Kahneman modestly accepted a long round of applause at a press conference yesterday, before telling the audience how he learned of his award.
"I hope it doesn't mean too much, in a way," he said at the conference, explaining he has no plans to stop teaching or researching any time soon.
While Kahneman has co-taught PSY 101 since becoming a professor at the University in 1993, he said he has never taken a course in economics.
Kahneman was awarded the prize "for having integrated insights from psychological research into economic science, especially concerning human judgement and decision making under uncertainty," the Royal Swedish Academy of Science said in its public announcement.
Kahneman said he owes his success to "my choice of friends . . . I have been blessed not only with my collaboration in this University, but throughout my career."
Kahneman's wife, Anne Treisman — another world-renowned member of the University's psychology department — looked on proudly from the first row.
Vernon Smith, a law and economics professor at George Mason University, was the other recipient of the award and will share the $1 million prize money with Kahneman.
Kahneman explained his prizewinning work as "an attempt to provide a more realistic set of ideas for what the economic agent is really like."
In one of Kahneman's studies, he gave half of the participants a mug and the other half no mug. The results showed that people with a mug wanted to trade the mug for an average of approximately $7 cash, while the people without a mug valued the same type of mug at $3 cash.
The two acts are logically the same — trading a mug for money — Kahneman explained, but those with mugs did not want to give up something they already had.
This "very myopic" aspect of human decision making was, when Kahneman first started this line of research in 1969, not a widely accepted part of economic theory.

One of Kahneman's initial papers on this subject — which he wrote with Amos Tversky — was published in an economics journal rather than a psychology journal.
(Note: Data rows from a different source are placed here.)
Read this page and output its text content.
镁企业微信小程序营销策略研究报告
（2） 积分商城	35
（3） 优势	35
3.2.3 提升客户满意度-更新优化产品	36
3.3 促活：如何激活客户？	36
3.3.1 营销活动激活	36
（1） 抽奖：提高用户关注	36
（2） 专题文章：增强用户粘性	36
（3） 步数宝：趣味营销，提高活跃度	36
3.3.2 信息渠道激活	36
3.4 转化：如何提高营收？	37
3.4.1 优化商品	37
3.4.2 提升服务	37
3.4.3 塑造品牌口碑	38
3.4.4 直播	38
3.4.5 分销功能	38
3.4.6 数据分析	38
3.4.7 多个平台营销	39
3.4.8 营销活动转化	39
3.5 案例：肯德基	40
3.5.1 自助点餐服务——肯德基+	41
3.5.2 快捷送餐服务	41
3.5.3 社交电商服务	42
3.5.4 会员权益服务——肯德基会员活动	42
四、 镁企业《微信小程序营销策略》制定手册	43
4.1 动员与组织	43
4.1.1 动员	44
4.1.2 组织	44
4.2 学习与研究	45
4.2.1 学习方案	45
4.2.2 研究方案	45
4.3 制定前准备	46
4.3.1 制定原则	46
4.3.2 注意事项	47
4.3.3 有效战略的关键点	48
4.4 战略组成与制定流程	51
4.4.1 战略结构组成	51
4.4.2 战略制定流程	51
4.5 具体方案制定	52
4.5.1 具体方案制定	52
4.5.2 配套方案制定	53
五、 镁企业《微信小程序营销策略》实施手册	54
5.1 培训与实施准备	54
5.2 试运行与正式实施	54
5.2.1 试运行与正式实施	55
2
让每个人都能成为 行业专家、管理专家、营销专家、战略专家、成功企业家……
Though that decision was "quite accidental," it might have been the reason he was accepting the Nobel Prize yesterday, Kahneman said.
The paper, "Prospect Theory: An Analysis of Decision Under Risk," was published in Econometrica in 1979.
At the conference, Kahneman said accepting the award was not entirely a happy event. Tversky, his colleague for many years, died in 1996.
"Surely we would have gotten it together," he said.
Kahneman said he — and Tversky — never imagined they would one day win the award. "I don't think we even joked about it, let alone hoped for it," he said.
Kahneman, also a professor in the Wilson School, was instrumental in the collaboration between the Wilson School and the psychology department, former Wilson School dean Michael Rothschild said.
He said the Wilson School graduate program has a psychology class requirement.
"It's an important part of our program," Rothschild said. "I think the Wilson School was singular among public policy schools in putting such an emphasis on psychology.
"I was convinced largely by Danny that it was very important that people [in] public policy have an understanding of human beings and how they operate," Rothschild said.
Rothschild said Kahneman's model was "systematic, supported by evidence and different from the standard economic model of how humans behave."
Kahneman, 68, has been the recipient of the Hilgard Award for Lifetime Contribution to General Psychology, the Wanen Medal of the Society of Experimental Psychologists and the American Psychological Society's Distinguished Scientific Contribution Award.